The bladder instillations with anti-cancer drugs that patients with early-stage bladder cancer receive leaves room for improvement. This is what Hans van Valenberg writes in his doctoral dissertation, which he defended on June 11, 2021. During his PhD program, he investigated methods to improve therapeutic bladder irragation in non-muscle-invasive bladder cancer.
With 6,500 new cases per year in The Netherlands, bladder cancer is one of the most common cancers. When this type of cancer is suspected, the doctor looks for malignant cells in the urine, and a cystoscopy of the bladder is done. If bladder cancer is present, (a portion of) the tumor is removed to determine how far the tumor has grown into the bladder wall. Based on this, the clinician determines the policy: if there is growth in the muscle layer, the entire bladder must be removed. If not, then removal of the tumor and subsequent treatment with drug-infused bladder instillations is sufficient.

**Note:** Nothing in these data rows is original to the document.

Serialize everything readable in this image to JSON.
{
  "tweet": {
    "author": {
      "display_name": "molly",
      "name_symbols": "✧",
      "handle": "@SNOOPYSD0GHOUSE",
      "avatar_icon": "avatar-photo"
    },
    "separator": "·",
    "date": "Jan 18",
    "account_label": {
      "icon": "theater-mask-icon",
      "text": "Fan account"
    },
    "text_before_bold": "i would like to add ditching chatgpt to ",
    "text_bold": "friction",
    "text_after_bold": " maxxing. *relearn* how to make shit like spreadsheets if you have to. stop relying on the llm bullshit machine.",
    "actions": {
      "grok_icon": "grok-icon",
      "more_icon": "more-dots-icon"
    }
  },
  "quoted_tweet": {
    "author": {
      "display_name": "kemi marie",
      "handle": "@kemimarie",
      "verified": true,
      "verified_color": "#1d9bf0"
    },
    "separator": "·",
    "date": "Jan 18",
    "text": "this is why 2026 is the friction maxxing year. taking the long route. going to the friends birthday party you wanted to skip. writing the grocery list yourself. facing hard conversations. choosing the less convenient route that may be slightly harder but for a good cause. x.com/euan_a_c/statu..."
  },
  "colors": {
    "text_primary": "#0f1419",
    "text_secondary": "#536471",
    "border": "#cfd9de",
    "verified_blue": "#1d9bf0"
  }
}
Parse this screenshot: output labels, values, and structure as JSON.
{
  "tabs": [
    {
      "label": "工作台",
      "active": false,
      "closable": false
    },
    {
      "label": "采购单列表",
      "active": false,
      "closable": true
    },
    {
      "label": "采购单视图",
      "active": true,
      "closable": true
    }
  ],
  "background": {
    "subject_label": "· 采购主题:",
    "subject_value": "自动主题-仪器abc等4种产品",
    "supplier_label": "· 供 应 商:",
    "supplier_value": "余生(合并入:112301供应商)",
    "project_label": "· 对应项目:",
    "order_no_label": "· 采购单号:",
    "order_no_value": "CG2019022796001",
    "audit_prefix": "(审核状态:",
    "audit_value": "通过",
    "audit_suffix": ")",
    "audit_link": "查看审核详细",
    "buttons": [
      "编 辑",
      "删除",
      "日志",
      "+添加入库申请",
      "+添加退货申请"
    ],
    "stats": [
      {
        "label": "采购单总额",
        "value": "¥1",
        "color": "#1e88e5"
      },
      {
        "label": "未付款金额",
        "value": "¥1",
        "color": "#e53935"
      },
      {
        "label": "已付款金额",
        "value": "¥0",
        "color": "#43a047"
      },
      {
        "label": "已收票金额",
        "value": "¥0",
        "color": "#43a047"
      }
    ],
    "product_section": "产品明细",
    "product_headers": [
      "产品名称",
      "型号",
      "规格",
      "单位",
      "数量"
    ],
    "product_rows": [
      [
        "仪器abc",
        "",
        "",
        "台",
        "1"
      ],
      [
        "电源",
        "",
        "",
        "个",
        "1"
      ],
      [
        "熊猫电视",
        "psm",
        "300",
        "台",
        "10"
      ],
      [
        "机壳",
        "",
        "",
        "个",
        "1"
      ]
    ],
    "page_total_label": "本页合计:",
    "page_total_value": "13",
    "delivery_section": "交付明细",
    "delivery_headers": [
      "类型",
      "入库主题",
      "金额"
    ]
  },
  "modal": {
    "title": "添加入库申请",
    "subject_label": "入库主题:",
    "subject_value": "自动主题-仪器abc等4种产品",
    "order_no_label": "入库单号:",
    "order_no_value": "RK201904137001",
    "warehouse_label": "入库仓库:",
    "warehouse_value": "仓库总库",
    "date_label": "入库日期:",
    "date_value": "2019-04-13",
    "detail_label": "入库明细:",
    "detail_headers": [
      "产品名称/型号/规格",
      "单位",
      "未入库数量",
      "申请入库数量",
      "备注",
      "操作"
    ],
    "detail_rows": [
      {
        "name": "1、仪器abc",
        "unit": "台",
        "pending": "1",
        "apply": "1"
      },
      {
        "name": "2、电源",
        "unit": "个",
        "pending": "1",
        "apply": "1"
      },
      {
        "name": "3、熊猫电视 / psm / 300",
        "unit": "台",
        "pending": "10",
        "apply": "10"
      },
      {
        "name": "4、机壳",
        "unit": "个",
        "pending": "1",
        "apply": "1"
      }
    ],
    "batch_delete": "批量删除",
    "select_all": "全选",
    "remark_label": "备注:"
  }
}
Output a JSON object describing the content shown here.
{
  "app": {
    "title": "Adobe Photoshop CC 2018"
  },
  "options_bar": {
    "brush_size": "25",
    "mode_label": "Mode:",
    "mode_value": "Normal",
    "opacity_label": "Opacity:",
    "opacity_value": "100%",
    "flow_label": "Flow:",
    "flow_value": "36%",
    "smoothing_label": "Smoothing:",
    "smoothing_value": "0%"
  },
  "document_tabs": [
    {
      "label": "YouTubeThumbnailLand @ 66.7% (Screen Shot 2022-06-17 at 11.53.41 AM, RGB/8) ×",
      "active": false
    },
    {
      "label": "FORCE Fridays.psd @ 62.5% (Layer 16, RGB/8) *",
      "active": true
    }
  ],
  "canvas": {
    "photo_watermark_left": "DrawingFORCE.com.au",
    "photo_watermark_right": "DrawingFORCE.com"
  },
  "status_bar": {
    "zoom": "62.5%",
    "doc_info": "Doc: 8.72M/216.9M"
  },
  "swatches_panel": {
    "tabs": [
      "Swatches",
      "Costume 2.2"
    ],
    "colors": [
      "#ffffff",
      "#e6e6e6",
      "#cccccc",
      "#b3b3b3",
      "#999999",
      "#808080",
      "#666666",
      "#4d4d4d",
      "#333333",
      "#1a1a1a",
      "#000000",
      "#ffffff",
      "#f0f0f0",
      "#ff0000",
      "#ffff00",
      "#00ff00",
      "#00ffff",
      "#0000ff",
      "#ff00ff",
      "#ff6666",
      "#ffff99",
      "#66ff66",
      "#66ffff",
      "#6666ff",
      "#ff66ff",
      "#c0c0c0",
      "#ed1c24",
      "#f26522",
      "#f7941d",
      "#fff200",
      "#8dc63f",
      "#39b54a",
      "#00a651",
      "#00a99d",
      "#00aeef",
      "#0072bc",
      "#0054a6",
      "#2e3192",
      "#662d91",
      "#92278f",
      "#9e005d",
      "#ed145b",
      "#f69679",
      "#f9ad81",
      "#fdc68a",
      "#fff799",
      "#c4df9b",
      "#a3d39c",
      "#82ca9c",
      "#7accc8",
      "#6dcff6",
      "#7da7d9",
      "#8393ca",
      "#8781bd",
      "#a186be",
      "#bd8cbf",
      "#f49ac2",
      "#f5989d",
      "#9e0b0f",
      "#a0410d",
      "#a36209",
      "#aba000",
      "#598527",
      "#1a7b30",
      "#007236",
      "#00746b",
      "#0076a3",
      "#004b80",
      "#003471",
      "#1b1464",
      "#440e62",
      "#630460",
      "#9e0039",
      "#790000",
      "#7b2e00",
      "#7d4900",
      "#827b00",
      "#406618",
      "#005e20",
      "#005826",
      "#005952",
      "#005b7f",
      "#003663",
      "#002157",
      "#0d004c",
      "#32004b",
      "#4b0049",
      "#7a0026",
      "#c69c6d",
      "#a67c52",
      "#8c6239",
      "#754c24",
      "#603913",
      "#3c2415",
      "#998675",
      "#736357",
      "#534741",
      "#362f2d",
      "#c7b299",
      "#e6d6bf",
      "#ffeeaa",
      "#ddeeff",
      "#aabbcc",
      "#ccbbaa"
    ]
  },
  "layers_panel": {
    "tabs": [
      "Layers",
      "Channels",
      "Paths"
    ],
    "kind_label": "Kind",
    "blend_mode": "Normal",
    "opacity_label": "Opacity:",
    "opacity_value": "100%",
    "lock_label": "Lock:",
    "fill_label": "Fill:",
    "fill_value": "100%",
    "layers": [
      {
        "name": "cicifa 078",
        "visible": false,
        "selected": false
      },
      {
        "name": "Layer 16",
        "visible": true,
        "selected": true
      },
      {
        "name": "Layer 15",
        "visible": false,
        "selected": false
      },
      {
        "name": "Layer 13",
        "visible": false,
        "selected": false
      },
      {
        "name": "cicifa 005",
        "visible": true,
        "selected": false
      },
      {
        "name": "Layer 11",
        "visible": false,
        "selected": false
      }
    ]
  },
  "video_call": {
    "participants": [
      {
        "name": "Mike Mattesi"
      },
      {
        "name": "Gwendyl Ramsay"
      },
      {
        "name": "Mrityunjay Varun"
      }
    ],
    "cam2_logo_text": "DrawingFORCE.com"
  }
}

This current treatment for non-muscle-invasive bladder cancer leaves room for improvement. "Despite additional treatment with bladder instillations, more than half of the patients have recurrent disease," says Hans van Valenberg. During his doctoral studies, he investigated the effectiveness of potentially new treatment options. "In up to one fifth of patients, the tumor continues to grow despite the bladder instillation. The bladder then has to be removed radically" This is a major operation with serious consequences for the patient.
Longer exposure time
Van Valenberg therefore investigated new ways of extending the exposure time of tumor tissue to drugs. One such way is a temperature-sensitive gel containing the drug. "A bladder instillation is normally based on water with a drug dissolved in it," Van Valenberg explains. "That is injected into the patient's bladder, who has to hold it in for as long as possible. That gives an exposure of a few hours at most." A longer exposure time likely results in a greater effect, so he investigated a gel that is liquid at room temperature, but solidifies in the body. "Only after three to four hours does the gel liquefy again and will the patient be able to void it out." Unfortunately, the effect was very strong but not different from standard in animal studies, Van Valenberg says. "The standard treatment worked very good as well. Possibly that was due to a dosing error in our experiments"
Another way for longer exposure that Van Valenberg investigated was a kind of intravesical device containing the drug. That way turned out to be safe. "You insert the device into the bladder, where it stays for a week. Then you can replace it with a new one." This way was safe in patients with bladder cancer, apart from mild symptoms, such as urge and pain when urinating. The effect of the treatment was measurable, although Van Valenberg emphasizes that his study focuses primarily on safety. "But the preliminary results give sufficient reason to do more research into this method."
And the bladder instillations as it is currently used, is there more to tinker with? Certainly, says Van Valenberg. "It is possible to heat the bladder wall so that the drugs penetrate it better. That's already being done, with magnetron waves or a heated instillation of fluid. But it has never been properly proven whether there is a difference between these two techniques, and how that works." Van Valenberg therefore investigated both of these methods with animal experiments. The results showed that both techniques are approximately equally good at heating the bladder wall. With one small difference: the magneton waves reached the muscle layer around the bladder slightly better than the heat coming from the injected fluid. In people with bladder cancer, the heat treatment gave a markedly increased uptake of drug into the tumor.
A future treatment for non-muscle-invasive bladder cancer, according to Van Valenberg, will consist of not one, but several techniques. "The strength lies in the combination: both extending exposure and ensuring that the therapy is more penetrating. Ideally, you complement that with localized therapy, so that not the entire body has to suffer the side effects of the drug you're giving." An example of this is administering temperature-sensitive and encapsulated drug through the infusion. This is then released locally by heating the bladder. Yet Van Valenberg is clear: the treatments he has researched still need to prove themselves in patients. "That will still take at least ten years, provided we are not overtaken by other treatment methods. This kind of research requires a long horizon."